Ripartendo dai punti di forza del sistema Italia, come “l’ingegnosità ed il saper fare italiano, che si ritrova in tante soluzioni di chef e artigiani. Ogni attività porta con sé un vantaggio per la comunità, ne è patrimonio e lo dobbiamo difendere. Commercio e turismo valgono 5 milioni di posti di lavoro, e garantiscono la sopravvivenza di tante altre filiere. Abbiamo però delle carenze.
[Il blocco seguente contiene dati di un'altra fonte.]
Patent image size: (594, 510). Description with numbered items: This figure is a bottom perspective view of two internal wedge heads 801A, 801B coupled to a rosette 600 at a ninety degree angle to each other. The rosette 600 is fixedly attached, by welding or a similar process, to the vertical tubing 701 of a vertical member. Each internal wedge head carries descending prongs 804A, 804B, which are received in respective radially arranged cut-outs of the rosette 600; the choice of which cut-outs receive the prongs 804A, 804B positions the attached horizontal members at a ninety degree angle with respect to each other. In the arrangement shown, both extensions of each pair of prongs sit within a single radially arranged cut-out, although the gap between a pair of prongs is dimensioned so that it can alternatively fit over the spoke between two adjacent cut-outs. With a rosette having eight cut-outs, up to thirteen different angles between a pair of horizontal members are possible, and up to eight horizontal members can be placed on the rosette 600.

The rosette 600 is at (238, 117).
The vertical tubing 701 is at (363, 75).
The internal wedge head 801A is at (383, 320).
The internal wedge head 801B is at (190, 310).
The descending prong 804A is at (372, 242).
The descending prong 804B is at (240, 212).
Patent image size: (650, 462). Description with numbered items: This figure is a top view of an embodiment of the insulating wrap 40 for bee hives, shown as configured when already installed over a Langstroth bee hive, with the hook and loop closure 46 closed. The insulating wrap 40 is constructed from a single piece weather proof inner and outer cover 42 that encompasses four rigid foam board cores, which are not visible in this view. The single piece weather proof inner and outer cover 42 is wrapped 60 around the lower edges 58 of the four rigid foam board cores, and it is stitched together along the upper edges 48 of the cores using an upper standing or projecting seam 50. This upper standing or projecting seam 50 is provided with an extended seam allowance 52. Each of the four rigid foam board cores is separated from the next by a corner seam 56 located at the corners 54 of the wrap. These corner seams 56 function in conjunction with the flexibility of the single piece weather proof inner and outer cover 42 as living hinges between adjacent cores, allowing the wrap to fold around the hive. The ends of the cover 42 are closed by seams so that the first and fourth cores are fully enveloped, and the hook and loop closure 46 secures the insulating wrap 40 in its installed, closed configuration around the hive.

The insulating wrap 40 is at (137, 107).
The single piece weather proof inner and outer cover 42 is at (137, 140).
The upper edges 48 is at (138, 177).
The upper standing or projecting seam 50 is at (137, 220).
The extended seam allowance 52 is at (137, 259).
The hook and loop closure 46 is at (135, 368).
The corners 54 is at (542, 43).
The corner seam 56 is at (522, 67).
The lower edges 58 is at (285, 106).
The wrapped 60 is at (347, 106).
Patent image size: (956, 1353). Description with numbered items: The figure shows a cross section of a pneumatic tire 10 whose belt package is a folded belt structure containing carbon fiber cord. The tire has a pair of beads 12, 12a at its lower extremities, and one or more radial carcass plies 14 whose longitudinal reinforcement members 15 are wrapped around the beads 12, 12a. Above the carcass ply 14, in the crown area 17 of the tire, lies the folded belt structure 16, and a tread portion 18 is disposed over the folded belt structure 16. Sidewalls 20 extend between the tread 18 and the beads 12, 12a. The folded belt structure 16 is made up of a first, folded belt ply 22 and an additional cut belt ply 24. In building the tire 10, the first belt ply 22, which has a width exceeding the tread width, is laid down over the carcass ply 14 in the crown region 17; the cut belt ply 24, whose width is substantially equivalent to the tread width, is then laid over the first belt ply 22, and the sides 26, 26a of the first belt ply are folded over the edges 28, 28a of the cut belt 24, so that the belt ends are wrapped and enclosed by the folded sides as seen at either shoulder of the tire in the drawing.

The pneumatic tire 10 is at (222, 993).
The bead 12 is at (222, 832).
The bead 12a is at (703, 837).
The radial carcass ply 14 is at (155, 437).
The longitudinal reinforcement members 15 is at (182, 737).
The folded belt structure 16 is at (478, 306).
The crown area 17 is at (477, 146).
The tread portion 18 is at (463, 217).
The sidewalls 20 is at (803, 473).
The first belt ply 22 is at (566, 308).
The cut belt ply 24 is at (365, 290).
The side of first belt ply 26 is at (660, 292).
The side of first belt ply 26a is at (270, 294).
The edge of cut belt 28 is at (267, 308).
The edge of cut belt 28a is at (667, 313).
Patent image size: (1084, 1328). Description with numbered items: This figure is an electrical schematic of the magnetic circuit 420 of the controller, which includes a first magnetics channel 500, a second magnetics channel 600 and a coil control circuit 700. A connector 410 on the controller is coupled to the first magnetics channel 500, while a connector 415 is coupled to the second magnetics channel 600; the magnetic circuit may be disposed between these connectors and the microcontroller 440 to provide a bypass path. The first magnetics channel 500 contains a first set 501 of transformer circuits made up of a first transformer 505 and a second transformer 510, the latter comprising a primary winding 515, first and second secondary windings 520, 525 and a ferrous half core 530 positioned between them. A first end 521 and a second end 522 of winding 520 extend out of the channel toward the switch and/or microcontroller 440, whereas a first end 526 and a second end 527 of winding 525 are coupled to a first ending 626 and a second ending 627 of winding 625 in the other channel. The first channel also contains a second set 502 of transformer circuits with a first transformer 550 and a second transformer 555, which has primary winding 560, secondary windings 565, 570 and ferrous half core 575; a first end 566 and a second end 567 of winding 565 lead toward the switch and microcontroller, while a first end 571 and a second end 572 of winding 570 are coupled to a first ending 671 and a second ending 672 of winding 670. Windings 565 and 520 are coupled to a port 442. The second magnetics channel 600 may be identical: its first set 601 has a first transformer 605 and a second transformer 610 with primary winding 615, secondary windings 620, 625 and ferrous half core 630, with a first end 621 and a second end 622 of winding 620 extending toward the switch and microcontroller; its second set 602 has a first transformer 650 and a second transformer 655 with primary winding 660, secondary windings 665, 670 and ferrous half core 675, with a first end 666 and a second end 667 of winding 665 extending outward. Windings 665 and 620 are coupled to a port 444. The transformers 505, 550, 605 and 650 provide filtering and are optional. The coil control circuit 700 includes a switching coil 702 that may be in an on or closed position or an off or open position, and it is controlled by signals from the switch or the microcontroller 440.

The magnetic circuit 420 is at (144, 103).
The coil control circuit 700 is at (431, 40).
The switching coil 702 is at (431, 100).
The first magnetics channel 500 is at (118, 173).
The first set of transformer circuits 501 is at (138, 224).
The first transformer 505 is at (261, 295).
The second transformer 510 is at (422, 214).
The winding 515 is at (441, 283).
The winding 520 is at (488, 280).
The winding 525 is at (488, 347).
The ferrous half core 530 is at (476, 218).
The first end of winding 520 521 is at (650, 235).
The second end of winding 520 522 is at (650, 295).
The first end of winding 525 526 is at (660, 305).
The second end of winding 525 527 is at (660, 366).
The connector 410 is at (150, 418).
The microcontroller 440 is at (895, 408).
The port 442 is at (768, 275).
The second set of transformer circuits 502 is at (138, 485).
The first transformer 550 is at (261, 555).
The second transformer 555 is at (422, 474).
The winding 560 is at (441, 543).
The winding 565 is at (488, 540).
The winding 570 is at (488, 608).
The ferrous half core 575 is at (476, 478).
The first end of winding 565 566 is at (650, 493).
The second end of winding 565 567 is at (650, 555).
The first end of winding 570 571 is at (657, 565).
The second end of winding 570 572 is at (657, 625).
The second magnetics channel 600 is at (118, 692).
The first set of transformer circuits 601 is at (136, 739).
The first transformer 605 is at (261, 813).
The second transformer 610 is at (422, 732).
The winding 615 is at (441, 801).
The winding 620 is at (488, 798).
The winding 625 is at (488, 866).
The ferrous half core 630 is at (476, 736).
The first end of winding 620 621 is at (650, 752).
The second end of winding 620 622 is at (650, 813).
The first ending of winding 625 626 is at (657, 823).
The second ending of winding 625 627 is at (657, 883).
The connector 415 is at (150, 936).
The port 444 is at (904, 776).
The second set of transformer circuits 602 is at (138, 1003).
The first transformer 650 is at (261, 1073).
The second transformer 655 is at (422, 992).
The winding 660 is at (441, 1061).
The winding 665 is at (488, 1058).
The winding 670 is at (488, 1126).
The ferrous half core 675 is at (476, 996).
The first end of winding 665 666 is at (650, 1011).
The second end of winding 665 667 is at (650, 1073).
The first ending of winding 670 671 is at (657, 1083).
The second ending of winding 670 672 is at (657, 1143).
Limiti strutturali che gravano, come la burocrazia e i suoi tempi, la infrastrutture di trasporti e tecnologie, un fisco troppo complesso. Saranno tutte al centro dell’agenda di governo per i prossimi mesi e anni, perché alcune riforme hanno bisogno di anni. Tra gli aspetti più importanti da risolvere, un sovraffollamento dell’offerta, e una carenza di formazione. Ci vuole sì il sostegno finanziario, che resterà anche nel 2021, ma anche altre misure, al centro del piano di rilancio che poggia sulle risorse del recovery fund. Un settore così strategico merita una risposta univoca. Ci vuole anche un modo nuovo e agile di essere commercianti ed artigiani. Il vaccino e la sua diffusione sarà fondamentale per tornare alla normalità, so che dopo aver rispettato i protocolli dell’estate siete rimasti delusi dalla nuova stretta - dice il Premier rivolgendosi al mondo della ristorazione - ma i numeri ci avrebbero travolto. E questo vale per voi come per chiunque altro. Certe innovazioni potrebbero rimanere, come lo smart working, per cui questa situazione ci pone davanti a sfide significative, ad un cambiamento che ci troveremo necessariamente ad affrontare. Ognuno, per creare le premesse per il rilancio, deve fare la sua parte con responsabilità, in un dialogo trasparente e costante”.